ゲームストップ株の狂い咲きが引き金となった米株乱調の余波で日経平均は前週後半2日間で1000円近い下げに見舞われたが、それも今週に入ってから流れが一変し、今度は前日までの3日間で1000円近い上昇をみせ、何のことはない“大山鳴動して鼠一匹”とばかりに、もと居た位置に戻ってきた。しかし、このV字リターンの間に手品のように相場の中身がするっと入れ替わった。いわゆる、半導体 や電子部品 など昨年来の相場のリード役が変調なまま、全体相場のリバウンド局面では、それまでコロナ禍で負け組エリアにいた景気敏感株に物色の矛先が向かった。グロース売りのバリュー買いは一時的なリターンリバーサル現象かと思いきや、きょうも東京エレクトロン<8035>や村田製作所<6981>のようなハイテク主力株が売り圧力に晒され下値を探る展開を強いられた。
きょうの相場でスポットライトが当たったのは何といってもソニー<6758>である。上げ幅が1000円を超える急騰をみせ、売買代金も全上場企業のなかでソフトバンクグループ<9984>のお株を奪う断トツの水準をこなした。前日の引け後に発表した今3月期業績予想の上方修正がサプライズとなり投資資金を誘引した。新型コロナウイルスがもたらした巣ごもり需要や企業のテレワーク導入加速といった社会構造の変化が、ことごとく収益にプラスに働き、最終利益は従来予想の8000億円から1兆850億円(前期比86%増)に大幅増額、初の1兆円乗せを果たしたことは確かに驚愕に値するインパクトがあった。しかし、何か違和感が生じている。それは、ソニーの株高パフォーマンスを横目に他のハイテクセクターの主力銘柄が軒並み大きく売られていることだ。主力ハイテク株で買われたのはソニーと同日に決算を発表し通期予想を増額した日立製作所<6501>、そして東証1部に復帰した矢先の東芝<6502>くらいであった。
後場になって、この違和感が表面化する形で先物を絡めて日経平均は一段安となった。3連騰後できょうは目先筋の利益確定売りに押されがちなタイミングではあったが、300円を超える下げは想定しにくいところであった。

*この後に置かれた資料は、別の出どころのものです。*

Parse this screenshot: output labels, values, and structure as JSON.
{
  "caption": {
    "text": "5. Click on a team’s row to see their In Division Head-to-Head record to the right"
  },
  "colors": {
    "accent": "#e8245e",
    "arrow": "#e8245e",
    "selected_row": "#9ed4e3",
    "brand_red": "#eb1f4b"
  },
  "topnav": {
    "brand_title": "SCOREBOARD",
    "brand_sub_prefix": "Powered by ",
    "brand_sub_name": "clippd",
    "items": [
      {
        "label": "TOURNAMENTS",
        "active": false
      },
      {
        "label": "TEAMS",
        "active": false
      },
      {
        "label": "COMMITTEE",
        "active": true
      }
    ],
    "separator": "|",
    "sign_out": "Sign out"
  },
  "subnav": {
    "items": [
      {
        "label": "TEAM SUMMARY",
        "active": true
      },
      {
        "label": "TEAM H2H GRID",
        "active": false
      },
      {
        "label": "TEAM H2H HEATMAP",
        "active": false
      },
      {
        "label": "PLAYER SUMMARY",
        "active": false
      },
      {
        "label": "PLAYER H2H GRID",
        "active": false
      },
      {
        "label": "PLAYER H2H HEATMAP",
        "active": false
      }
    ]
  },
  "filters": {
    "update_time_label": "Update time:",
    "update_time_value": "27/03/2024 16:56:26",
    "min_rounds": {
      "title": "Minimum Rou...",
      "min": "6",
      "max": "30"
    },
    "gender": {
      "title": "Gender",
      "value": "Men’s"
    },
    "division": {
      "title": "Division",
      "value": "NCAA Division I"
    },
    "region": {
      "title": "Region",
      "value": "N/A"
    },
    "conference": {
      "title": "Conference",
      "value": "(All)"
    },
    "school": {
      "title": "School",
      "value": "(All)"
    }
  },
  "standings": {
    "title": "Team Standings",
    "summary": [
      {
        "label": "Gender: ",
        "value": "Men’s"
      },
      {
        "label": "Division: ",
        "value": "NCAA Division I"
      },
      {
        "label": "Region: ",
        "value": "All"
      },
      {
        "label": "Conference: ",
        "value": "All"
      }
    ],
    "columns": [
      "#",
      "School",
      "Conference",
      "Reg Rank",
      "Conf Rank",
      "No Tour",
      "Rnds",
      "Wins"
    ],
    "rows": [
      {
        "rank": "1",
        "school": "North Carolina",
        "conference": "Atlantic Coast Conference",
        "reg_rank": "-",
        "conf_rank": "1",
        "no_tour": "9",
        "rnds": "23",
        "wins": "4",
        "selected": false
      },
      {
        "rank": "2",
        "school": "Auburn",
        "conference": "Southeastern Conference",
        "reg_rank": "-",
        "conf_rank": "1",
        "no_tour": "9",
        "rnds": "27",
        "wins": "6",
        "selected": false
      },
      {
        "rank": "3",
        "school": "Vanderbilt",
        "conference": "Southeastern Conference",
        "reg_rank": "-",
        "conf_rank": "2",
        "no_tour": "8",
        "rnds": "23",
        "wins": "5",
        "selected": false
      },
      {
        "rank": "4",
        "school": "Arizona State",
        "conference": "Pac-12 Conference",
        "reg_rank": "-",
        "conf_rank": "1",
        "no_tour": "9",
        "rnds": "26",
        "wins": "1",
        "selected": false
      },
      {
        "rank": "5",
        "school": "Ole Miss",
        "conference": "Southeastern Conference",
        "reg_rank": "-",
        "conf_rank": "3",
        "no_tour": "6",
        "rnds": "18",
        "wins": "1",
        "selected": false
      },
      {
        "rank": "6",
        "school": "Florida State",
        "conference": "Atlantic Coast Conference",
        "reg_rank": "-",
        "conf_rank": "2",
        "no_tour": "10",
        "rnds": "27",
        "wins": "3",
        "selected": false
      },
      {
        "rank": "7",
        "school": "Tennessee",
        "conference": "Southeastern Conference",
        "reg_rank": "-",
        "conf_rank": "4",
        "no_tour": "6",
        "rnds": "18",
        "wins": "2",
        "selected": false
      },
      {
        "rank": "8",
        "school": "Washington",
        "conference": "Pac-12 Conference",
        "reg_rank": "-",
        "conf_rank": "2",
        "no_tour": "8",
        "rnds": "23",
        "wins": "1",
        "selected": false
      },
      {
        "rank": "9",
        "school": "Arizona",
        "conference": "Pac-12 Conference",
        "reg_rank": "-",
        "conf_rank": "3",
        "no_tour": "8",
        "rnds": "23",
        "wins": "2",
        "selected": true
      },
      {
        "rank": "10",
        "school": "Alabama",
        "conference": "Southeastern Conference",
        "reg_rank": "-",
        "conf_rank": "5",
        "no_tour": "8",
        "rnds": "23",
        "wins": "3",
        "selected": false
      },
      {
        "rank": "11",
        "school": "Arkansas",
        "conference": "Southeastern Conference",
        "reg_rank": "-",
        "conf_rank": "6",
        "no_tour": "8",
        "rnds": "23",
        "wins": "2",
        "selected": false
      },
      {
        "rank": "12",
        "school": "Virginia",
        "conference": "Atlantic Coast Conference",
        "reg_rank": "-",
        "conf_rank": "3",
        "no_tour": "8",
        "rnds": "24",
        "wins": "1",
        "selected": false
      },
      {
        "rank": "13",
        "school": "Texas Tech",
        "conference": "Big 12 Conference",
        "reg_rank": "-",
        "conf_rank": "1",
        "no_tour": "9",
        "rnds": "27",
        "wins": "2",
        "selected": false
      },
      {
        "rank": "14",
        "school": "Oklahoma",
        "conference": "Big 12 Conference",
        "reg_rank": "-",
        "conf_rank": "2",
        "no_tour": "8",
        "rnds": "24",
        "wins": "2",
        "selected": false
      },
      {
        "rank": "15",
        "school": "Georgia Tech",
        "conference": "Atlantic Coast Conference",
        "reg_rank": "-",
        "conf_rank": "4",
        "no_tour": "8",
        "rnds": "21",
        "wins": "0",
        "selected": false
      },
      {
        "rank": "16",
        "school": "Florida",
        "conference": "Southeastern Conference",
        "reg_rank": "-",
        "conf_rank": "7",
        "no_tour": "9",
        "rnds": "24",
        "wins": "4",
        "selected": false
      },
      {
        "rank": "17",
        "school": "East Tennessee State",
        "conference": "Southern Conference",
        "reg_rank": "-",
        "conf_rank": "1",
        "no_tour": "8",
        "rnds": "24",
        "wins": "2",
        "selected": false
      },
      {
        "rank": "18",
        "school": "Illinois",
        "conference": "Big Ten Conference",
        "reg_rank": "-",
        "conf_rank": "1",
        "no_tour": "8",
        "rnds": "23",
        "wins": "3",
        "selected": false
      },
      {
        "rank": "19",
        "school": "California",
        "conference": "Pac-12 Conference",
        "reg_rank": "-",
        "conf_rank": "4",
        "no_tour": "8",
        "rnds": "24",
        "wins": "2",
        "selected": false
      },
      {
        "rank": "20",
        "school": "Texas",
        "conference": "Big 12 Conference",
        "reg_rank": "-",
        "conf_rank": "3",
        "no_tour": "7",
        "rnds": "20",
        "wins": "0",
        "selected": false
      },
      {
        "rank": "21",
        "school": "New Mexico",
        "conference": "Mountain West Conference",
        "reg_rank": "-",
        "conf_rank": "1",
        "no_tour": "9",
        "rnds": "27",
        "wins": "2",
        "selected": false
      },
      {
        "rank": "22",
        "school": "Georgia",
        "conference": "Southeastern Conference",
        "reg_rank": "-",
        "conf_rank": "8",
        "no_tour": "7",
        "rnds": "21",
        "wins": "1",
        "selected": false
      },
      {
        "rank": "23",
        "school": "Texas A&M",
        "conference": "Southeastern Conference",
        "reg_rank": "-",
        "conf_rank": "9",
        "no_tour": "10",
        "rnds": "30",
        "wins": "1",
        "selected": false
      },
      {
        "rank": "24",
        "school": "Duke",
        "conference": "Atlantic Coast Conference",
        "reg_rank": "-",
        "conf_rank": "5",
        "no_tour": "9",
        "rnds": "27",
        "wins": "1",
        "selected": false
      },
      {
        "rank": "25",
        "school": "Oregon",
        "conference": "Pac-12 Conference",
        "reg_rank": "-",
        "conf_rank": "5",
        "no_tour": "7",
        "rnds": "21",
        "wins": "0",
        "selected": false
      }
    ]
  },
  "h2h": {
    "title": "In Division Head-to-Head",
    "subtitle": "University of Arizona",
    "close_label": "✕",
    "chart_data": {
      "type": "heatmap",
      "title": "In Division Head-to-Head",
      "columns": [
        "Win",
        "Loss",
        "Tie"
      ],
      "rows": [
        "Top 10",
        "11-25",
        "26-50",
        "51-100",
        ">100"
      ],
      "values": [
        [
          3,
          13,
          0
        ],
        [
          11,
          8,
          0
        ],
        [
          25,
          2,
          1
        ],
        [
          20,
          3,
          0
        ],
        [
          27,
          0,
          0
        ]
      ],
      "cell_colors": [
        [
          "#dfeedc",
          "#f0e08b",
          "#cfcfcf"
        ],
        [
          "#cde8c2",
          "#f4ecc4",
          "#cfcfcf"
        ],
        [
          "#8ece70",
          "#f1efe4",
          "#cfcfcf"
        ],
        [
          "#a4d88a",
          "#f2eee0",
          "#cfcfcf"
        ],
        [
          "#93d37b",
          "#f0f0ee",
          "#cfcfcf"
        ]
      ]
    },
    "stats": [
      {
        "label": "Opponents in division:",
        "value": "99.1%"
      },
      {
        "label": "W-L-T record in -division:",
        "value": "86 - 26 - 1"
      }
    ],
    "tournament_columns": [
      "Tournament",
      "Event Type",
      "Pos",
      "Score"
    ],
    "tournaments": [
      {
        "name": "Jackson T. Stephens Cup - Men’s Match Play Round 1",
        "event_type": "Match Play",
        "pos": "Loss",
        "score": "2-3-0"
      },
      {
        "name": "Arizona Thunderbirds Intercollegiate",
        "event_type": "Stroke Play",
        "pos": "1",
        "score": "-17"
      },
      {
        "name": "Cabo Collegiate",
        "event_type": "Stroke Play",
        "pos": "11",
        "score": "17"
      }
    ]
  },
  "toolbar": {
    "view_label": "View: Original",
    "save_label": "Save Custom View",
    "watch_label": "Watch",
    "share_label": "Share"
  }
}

しかし、半導体や電子部品株の上昇相場が幕を引いたのかといえば、そうではないはずだ。自動車業界が意図せぬ生産調整を余儀なくされるほど半導体が不足しているという実態は何も変わっていない。例えば5Gについていえば、「日本は世界の主要国の中でかなり普及が遅れており実感が湧かないが、中国や米国などは猛スピードでインフラが進み主要都市では日常生活に浸透した状態にある」(国内証券アナリスト)といい、半導体を飲み込む背景となっている。加えてリモートワーク導入に伴うデータセンター拡張や自動車の電装化も進展するなか、半導体や電子部品産業のコモディティ化は今後加速することが考えられる。なによりも画像処理センサーを戦略商品とするソニーが脚光を浴びている。ソニーは巣ごもり化を背景としたゲーム事業の評価だけで買われているわけではない。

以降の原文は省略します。